The category of tense includes 4 opposed word-forms: present, past, future and future-in-the-past (write – wrote – will write – would write).

The grammatical meaning is understood as a general meaning of word-forms which are included into a grammatical category (the category of tense: present, past, future, future-in-the-past meanings). Or it may be understood as a generalized rather abstract meaning typical of all words making up a class or a group of structures based on one pattern. If we take nouns, the meaning is thingness; for verbs – actions or processes.

Grammatical meanings are expressed by a specific formal means or, when opposed, by their absence.

E.g. The grammatical meaning of plurality with English nouns is mostly expressed with the help of the inflection –s or –es, while the meaning of singularity is expressed by the absence of this inflection.

Formal means are specific for each language. Cf.: boys - мальчики - die Knaben.

Formal means render a certain grammatical meaning only when they are combined with words of some definite part of speech. Cf.: a table + s = tables (s expresses plurality)

to work + s = works (s expresses 3d person singular, present tense, active voice, indicative mood).

By the grammatical form we understand morphological characteristics of the given type or class of words or the structural properties of a phrase or sentence.

Formal morphological means are singled out within paradigmatic sets. Speaking of the grammatical form, the following morphological means can be employed to identify it:

  1. inflections or grammatical suffixes which are added to the stem of the word: streets, approached;

  2. sound alternation which consists in changing the root vowel: man – men;

  3. suppletive forms which are derived from absolutely different stems: go – went, good – better, I – me;

  4. analytical forms which include an auxiliary part and a notional part: has given, is working.

Analytical forms look like free word combinations but they must be differentiated. The following criteria may help to distinguish between analytical forms and free word combinations:

1. Each component of an analytical form doesn’t express the meaning of the whole form until all its components are joined together.

E.g. The word-forms has and given do not express the category of perfect until they are joined making up one unit has given.

2. The auxiliary part of an analytical form loses or nearly loses its lexical meaning and renders only grammatical meanings.

E.g. In the form has given the lexical meanings of both components are incompatible but as the auxiliary verb has loses its lexical meaning they are joined together and has expressed only grammatical meanings of the categories of tense, voice, mood, person and number.
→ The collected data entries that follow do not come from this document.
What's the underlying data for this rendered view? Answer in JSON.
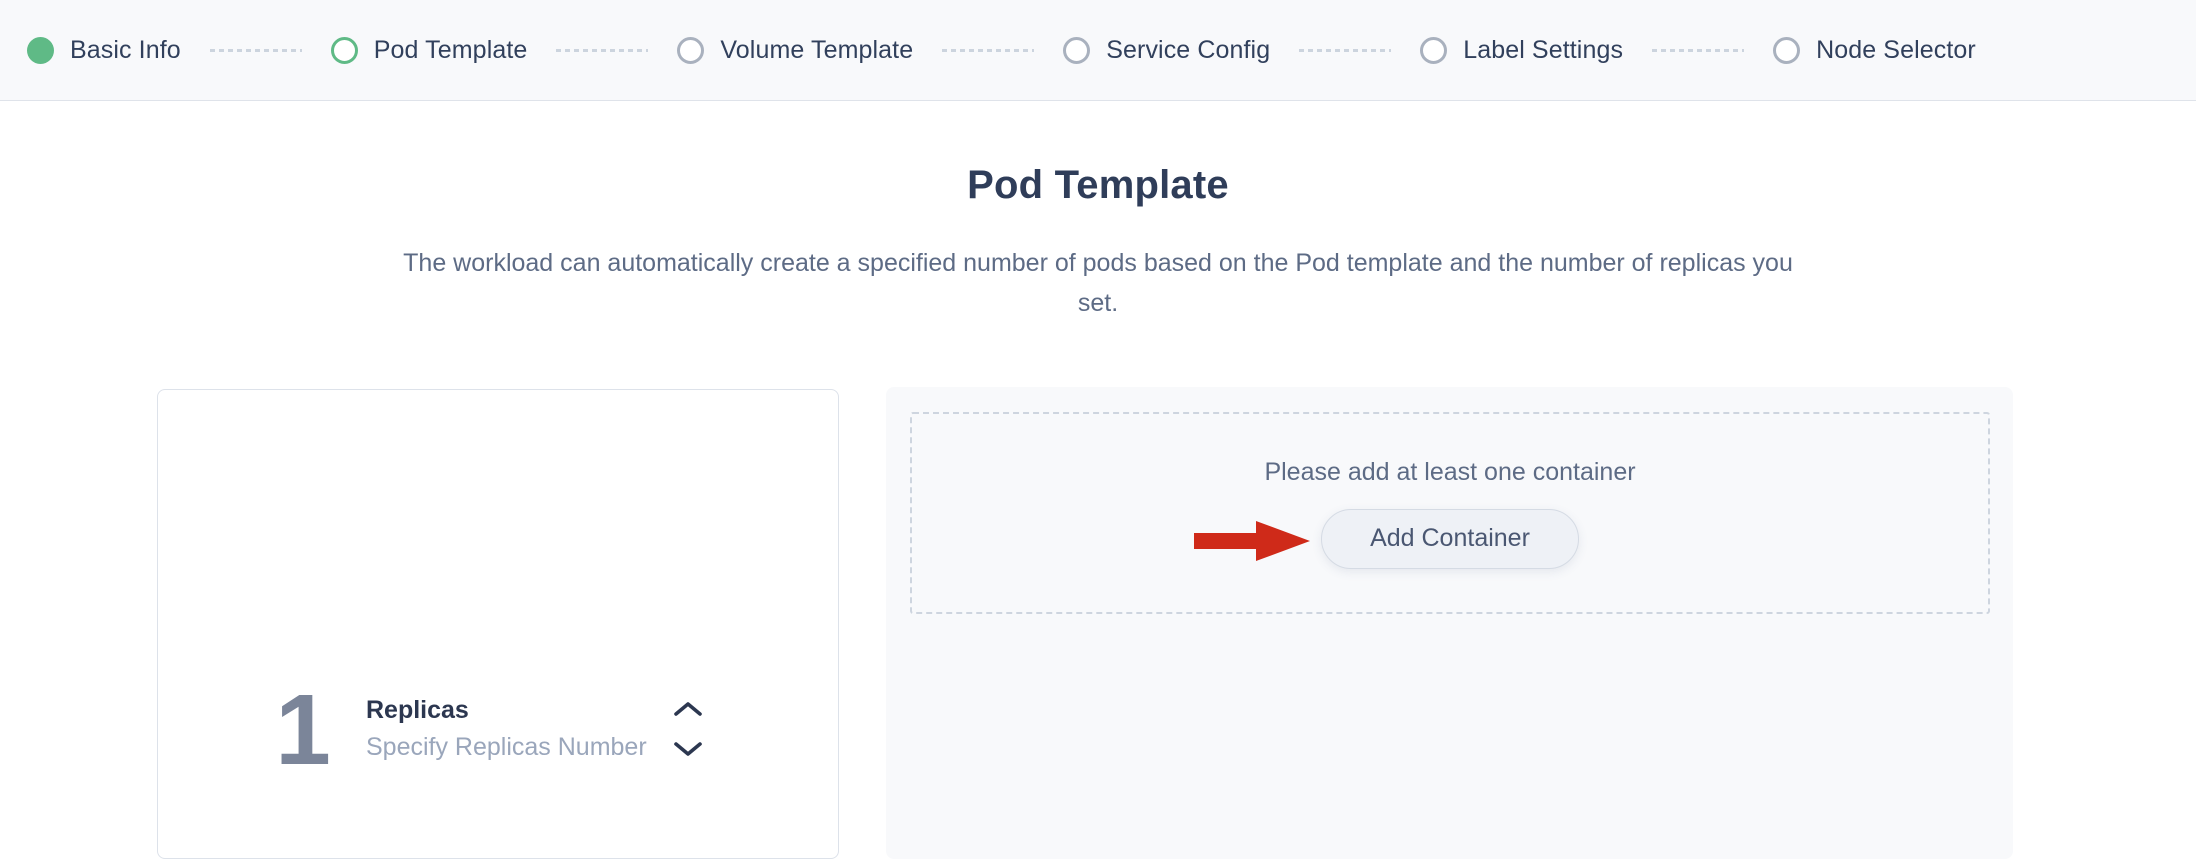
{
  "stepper": {
    "steps": [
      {
        "label": "Basic Info",
        "state": "done"
      },
      {
        "label": "Pod Template",
        "state": "active"
      },
      {
        "label": "Volume Template",
        "state": "todo"
      },
      {
        "label": "Service Config",
        "state": "todo"
      },
      {
        "label": "Label Settings",
        "state": "todo"
      },
      {
        "label": "Node Selector",
        "state": "todo"
      }
    ],
    "colors": {
      "done": "#5fba86",
      "active": "#5fba86",
      "todo": "#a9b1be",
      "connector": "#ccd4de"
    }
  },
  "page": {
    "title": "Pod Template",
    "subtitle": "The workload can automatically create a specified number of pods based on the Pod template and the number of replicas you set."
  },
  "replicas": {
    "value": "1",
    "title": "Replicas",
    "hint": "Specify Replicas Number",
    "increment_icon": "chevron-up-icon",
    "decrement_icon": "chevron-down-icon"
  },
  "containers": {
    "empty_message": "Please add at least one container",
    "add_button_label": "Add Container"
  },
  "annotation": {
    "arrow_icon": "arrow-right-icon",
    "arrow_color": "#cf2a19"
  }
}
3. There are no syntactic relations between the components of an analytical form. The analytical form is used as one member of the sentence. Consequently, the analytical form gets into syntactic relations with other members of the sentence as one unit. Components of an analytical form can’t have their individual syntactic relations.

E.g. has a book is a free word combination (a predicate + an object);

has read is an analytical form (it’s a predicate);

was driving a car is a free word combination which includes an analytical word-form.
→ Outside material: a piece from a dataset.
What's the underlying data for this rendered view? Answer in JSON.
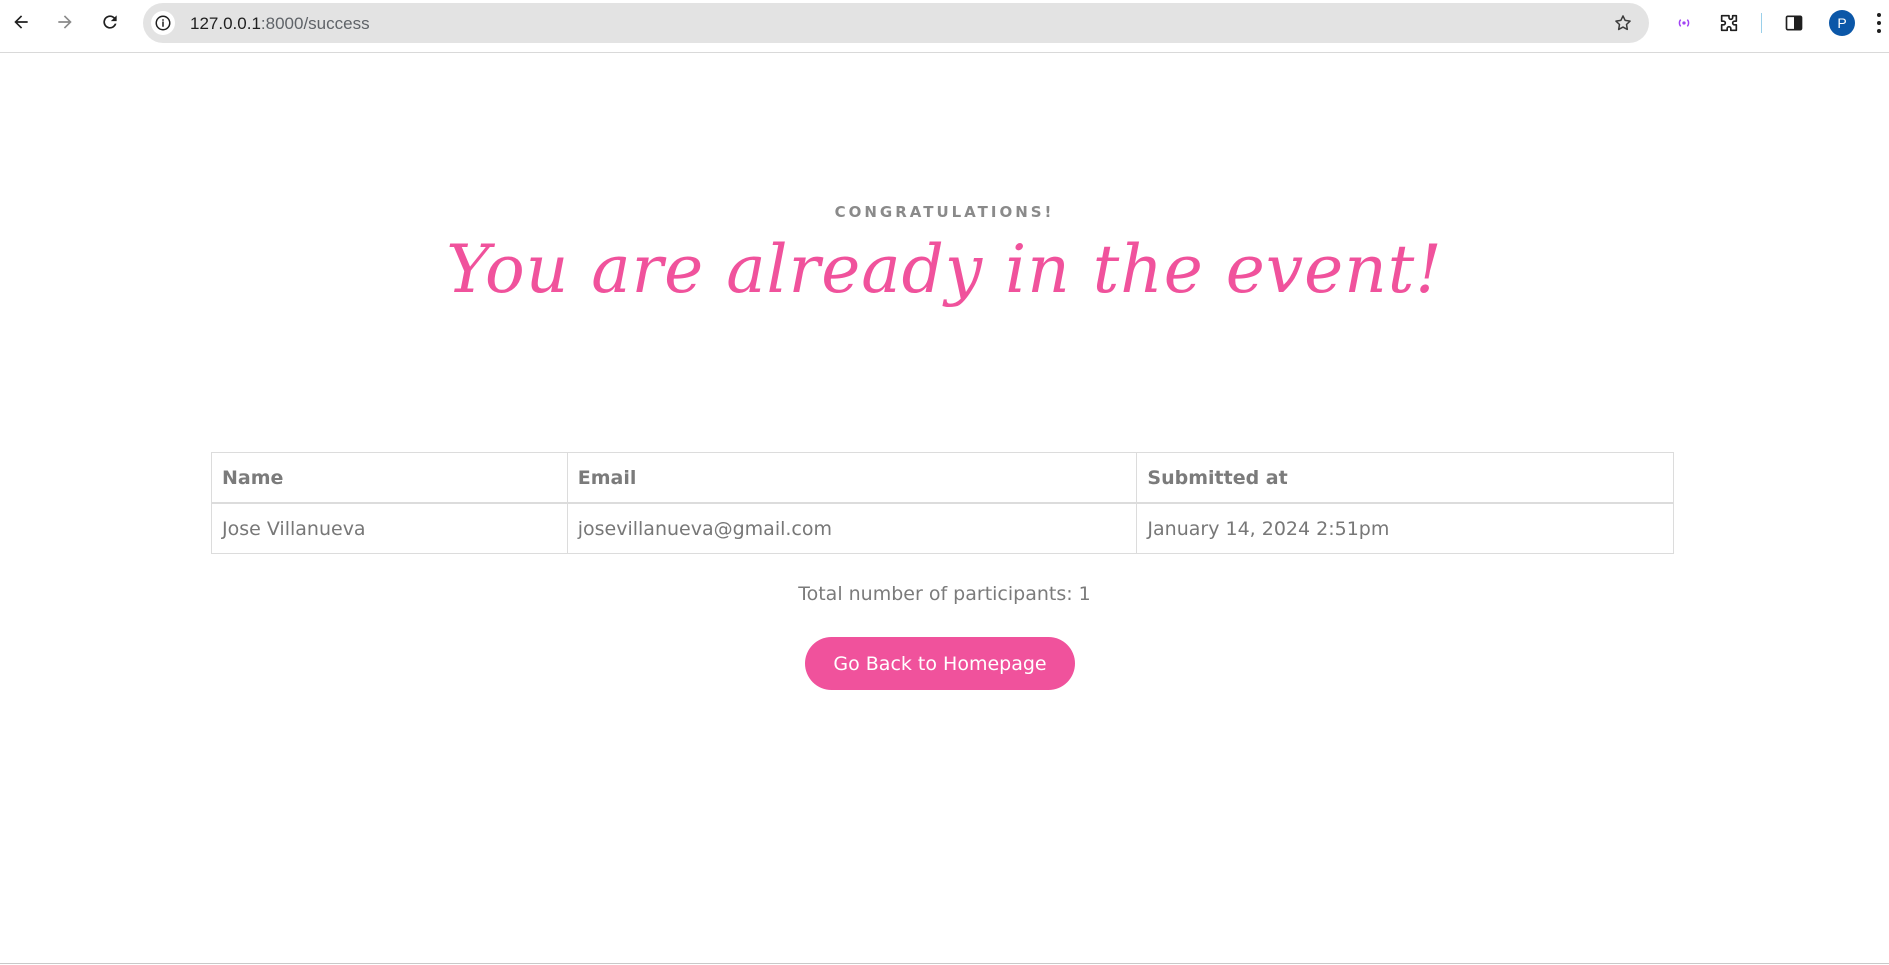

We should also differentiate analytical verb-forms from bound word combinations like give up, take part, etc. The difference is that in the bound word combination neither of the components can be treated as auxiliary. Besides both components may have individual syntactic relations (take an active part). Moreover, one of the components of the bound phrase may be an analytical verb-form by itself (has given up).

By the grammatical function we mean syntactic properties of word-forms or communicative properties of sentences. The notion of function can be interpreted in 2 ways:

  1. as combining power of the language unit, its valency – способность сочетаться;

  2. as positional function or role of the unit in the sentence.

E.g. Nouns can combine with nouns, adjectives, numerals, pronouns, verbs. Syntactically nouns can fill in the positions of subject, object, attribute, predicative or an adverbial modifier of the sentence.